O Fundo Monetário Internacional (FMI) prevê que Moçambique tenha uma forte recuperação económica neste ano de 2020 e uma inflação baixa. Os números do FMI apontam para um crescimento do PIB de 5,5% em 2020. Já no final de 2019 o relatório “World Economic Outlook” previa uma aceleração para 6% em 2020 chegando aos 11,5% em 2024, quando as primeiras receitas do gás se fizerem sentir. É um crescimento a dois dígitos, enorme, só comparável ao ocorrido nos primeiros anos da paz em meados da década de 90.

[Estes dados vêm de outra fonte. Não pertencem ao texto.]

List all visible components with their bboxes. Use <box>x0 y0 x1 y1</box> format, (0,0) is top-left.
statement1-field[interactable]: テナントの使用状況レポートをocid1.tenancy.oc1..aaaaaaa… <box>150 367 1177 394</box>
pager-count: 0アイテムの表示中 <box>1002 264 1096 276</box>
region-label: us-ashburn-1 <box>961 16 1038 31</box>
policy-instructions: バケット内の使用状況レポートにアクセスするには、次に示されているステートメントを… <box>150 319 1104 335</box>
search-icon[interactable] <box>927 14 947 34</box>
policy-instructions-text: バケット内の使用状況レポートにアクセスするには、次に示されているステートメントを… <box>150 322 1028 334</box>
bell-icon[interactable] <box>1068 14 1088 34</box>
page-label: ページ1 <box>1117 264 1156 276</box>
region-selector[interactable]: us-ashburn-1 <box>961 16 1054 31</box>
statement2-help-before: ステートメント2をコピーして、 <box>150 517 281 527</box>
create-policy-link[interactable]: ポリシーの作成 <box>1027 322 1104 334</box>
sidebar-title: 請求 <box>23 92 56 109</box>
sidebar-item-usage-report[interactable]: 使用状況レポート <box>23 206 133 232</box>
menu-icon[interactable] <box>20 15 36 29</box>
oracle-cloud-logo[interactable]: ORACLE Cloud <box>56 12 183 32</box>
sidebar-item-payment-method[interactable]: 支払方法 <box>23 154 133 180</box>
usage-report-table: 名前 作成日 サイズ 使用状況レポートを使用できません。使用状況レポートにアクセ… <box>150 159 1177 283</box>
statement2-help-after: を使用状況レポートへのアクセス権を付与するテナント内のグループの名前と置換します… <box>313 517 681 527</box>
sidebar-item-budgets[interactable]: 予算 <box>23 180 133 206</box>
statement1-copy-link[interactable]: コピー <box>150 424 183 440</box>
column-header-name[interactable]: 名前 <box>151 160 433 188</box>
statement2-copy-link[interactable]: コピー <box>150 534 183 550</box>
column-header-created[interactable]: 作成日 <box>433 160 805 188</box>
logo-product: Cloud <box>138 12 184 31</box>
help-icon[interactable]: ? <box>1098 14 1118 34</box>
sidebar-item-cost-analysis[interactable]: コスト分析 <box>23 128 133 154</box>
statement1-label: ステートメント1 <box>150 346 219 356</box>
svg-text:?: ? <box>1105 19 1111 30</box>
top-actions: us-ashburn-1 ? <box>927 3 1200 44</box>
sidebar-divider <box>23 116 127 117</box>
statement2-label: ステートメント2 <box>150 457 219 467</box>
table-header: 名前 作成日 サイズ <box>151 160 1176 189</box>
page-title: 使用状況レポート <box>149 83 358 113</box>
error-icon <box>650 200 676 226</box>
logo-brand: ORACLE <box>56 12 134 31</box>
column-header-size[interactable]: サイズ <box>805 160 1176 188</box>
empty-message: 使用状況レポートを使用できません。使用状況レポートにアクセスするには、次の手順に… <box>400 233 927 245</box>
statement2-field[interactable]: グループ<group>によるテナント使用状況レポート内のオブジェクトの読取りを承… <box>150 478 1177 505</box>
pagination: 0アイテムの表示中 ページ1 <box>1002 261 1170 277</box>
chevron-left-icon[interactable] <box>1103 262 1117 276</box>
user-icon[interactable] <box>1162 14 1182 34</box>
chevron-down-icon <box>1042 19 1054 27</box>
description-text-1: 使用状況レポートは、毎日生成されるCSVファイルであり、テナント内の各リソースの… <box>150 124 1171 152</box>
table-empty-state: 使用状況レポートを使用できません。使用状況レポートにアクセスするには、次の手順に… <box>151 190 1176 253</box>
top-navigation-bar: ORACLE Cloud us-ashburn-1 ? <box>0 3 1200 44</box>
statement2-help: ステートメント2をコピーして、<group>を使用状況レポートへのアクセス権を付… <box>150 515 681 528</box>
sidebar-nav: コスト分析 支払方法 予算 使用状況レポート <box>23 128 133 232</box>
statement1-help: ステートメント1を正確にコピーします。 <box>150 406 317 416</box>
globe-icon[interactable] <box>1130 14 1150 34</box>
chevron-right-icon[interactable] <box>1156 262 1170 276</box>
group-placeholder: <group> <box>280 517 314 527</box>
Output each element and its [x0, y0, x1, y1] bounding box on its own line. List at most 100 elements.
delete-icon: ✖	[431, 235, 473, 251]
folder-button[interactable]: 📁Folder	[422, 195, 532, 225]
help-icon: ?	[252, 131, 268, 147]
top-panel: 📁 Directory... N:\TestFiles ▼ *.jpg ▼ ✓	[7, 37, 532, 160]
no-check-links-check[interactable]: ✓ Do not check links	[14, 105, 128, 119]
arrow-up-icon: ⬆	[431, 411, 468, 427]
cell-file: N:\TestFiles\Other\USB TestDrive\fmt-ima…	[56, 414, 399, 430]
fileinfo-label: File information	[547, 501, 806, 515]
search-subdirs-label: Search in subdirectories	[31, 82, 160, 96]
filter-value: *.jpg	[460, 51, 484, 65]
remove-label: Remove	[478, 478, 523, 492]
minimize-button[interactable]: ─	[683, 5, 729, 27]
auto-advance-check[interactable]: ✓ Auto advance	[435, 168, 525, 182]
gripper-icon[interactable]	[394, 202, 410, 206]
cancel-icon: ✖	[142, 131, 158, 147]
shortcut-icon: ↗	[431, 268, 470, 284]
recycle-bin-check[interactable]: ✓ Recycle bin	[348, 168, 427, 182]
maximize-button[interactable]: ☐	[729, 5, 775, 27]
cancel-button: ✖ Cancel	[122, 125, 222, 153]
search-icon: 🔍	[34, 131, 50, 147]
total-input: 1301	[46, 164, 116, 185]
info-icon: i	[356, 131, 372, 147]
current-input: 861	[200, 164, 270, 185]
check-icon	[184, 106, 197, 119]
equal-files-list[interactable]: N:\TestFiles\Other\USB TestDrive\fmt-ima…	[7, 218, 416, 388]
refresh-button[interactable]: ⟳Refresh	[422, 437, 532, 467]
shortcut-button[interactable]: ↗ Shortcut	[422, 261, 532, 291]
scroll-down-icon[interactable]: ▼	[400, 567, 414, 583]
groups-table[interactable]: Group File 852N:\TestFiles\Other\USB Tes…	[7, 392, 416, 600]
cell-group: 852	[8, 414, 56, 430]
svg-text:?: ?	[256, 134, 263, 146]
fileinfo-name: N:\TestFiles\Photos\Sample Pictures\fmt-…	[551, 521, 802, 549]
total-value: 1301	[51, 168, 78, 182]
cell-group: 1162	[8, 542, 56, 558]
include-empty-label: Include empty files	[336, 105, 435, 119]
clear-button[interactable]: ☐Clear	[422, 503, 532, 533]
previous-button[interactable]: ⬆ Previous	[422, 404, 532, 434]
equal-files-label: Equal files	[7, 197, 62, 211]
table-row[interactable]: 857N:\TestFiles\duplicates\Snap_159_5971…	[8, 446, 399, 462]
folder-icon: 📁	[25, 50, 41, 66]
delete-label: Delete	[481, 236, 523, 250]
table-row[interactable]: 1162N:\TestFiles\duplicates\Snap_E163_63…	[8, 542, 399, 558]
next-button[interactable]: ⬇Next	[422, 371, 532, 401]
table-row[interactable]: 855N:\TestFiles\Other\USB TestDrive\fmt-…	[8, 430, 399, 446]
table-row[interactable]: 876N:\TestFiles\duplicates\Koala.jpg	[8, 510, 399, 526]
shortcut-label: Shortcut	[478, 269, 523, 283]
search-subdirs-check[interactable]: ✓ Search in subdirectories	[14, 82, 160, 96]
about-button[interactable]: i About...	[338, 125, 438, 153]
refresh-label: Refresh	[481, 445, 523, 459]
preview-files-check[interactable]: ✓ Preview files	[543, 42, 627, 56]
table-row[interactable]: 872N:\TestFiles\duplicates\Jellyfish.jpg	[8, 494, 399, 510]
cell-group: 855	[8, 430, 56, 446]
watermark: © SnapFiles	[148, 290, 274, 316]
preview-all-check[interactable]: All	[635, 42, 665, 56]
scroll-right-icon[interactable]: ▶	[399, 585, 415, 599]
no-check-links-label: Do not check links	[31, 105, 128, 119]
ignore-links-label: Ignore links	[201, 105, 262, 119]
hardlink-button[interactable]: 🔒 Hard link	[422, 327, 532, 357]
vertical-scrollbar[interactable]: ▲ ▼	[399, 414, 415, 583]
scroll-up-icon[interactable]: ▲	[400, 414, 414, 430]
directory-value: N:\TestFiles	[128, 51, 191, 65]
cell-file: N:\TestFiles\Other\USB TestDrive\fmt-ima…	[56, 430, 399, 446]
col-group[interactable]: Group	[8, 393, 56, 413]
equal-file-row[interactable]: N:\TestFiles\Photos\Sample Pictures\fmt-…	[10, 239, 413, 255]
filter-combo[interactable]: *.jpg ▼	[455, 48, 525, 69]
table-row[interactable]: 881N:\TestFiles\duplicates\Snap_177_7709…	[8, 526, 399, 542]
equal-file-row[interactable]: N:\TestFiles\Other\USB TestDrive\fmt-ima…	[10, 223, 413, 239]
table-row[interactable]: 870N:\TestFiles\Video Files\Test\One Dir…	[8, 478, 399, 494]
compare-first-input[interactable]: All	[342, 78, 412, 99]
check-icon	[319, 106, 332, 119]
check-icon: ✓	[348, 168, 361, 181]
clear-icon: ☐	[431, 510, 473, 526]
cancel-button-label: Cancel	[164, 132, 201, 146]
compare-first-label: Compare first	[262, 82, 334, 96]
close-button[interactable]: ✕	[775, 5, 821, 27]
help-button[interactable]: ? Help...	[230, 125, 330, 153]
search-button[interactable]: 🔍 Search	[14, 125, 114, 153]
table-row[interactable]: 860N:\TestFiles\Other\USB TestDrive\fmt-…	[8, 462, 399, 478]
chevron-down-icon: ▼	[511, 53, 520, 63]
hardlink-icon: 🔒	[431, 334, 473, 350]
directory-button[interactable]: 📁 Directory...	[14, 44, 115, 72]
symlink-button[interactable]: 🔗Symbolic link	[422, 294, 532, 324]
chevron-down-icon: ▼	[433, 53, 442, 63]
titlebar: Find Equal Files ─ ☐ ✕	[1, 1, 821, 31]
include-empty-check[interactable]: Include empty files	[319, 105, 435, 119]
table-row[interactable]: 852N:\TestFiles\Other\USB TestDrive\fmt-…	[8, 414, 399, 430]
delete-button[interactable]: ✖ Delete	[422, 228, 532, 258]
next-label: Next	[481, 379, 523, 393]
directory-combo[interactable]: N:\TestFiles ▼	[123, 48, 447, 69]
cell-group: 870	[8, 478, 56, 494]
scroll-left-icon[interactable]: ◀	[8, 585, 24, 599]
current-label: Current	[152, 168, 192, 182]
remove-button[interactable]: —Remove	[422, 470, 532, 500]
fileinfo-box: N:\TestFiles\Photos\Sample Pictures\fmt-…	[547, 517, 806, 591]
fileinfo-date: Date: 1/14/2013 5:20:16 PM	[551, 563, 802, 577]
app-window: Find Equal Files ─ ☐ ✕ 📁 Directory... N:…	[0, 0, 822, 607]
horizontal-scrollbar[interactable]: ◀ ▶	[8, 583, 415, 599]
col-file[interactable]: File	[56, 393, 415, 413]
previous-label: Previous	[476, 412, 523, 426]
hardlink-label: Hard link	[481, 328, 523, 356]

A forma como Moçambique reagiu à devastação provocada pelos ciclones Idai e Kenneth, no primeiro semestre do ano passado, tem merecido rasgados panegíricos da Comunidade Internacional e tem sido motivo de aproximação entre as partes, após o corte abrupto do apoio dos doadores ao Orçamento de Estado em 2016, na sequência do caso das chamadas dívidas ocultas. Prova disso foi a recente deslocação a Maputo do Director-Geral Adjunto desta instituição financeira, Tao Zhang, deixando claro que “o FMI está pronto para reforçar ainda mais a sua colaboração com 

  as autoridades moçambicanas e ajudar a avançar com a sua agenda de reformas.” Aproveitando este bom ambiente, no final de Fevereiro, o governo moçambicano, através o ministro da Economia e Finanças, Adriano Maleiane, submeteu a esta instituição de Bretton Wood uma carta a solicitar o envio ao país de uma equipa técnica para retoma do apoio ao Orçamento do Estado (OE). “Temos de trabalhar todos para mobilizar recursos, é um orçamento que tem de responder a um contexto em que a receita também precisa de ser melhorada”, referiu aquele governante à imprensa. De acordo com Maleiane, o pedido “significa que as negociações em curso entre o governo moçambicano e o FMI estão num bom caminho, tal como os responsáveis do fundo também já tinham deixado transparecer numa visita recente a Maputo.”

Mas, tal como uma medalha, também Moçambique ostenta um reverso e bastante duro. O conflito na província Cabo Delgado, no extremo norte, já vai no terceiro ano e não dá mostras de abrandar, continuando desconhecidas as intenções de quem ataca. Esta instabilidade está a levar a alguma retracção do investimento, uma vez que os ataques ocorrem precisamente na zona onde estão instaladas as companhias que detêm os contratos de exploração. E o pior é que não há um fim à vista.

De mais fácil resolução, embora se venha a arrastar há demasiado tempo, são os ataques no centro do país, na zona da serra da Gorongosa, atribuídos a uma facção dissidente da Renamo – antigo movimento rebelde, hoje o principal partido da oposição – que não reconhece a liderança de Ossufo Mamade, o sucessor do carismático Afonso Dhlakama, falecido em Maio de 2018, vítima de doença.

No seu discurso de investidura, em Janeiro último, o presidente Filipe Nyusi, afirmou que a prioridade absoluta do seu novo mandato é a preservação da paz, condição indispensável para o desenvolvimento. “Continuaremos, nem que isso nos custe a vida, a defender e promover a paz”, disse. Se estas palavras encontrarem eco no terreno, estará assegurado meio caminho andado rumo ao sucesso e à prosperidade.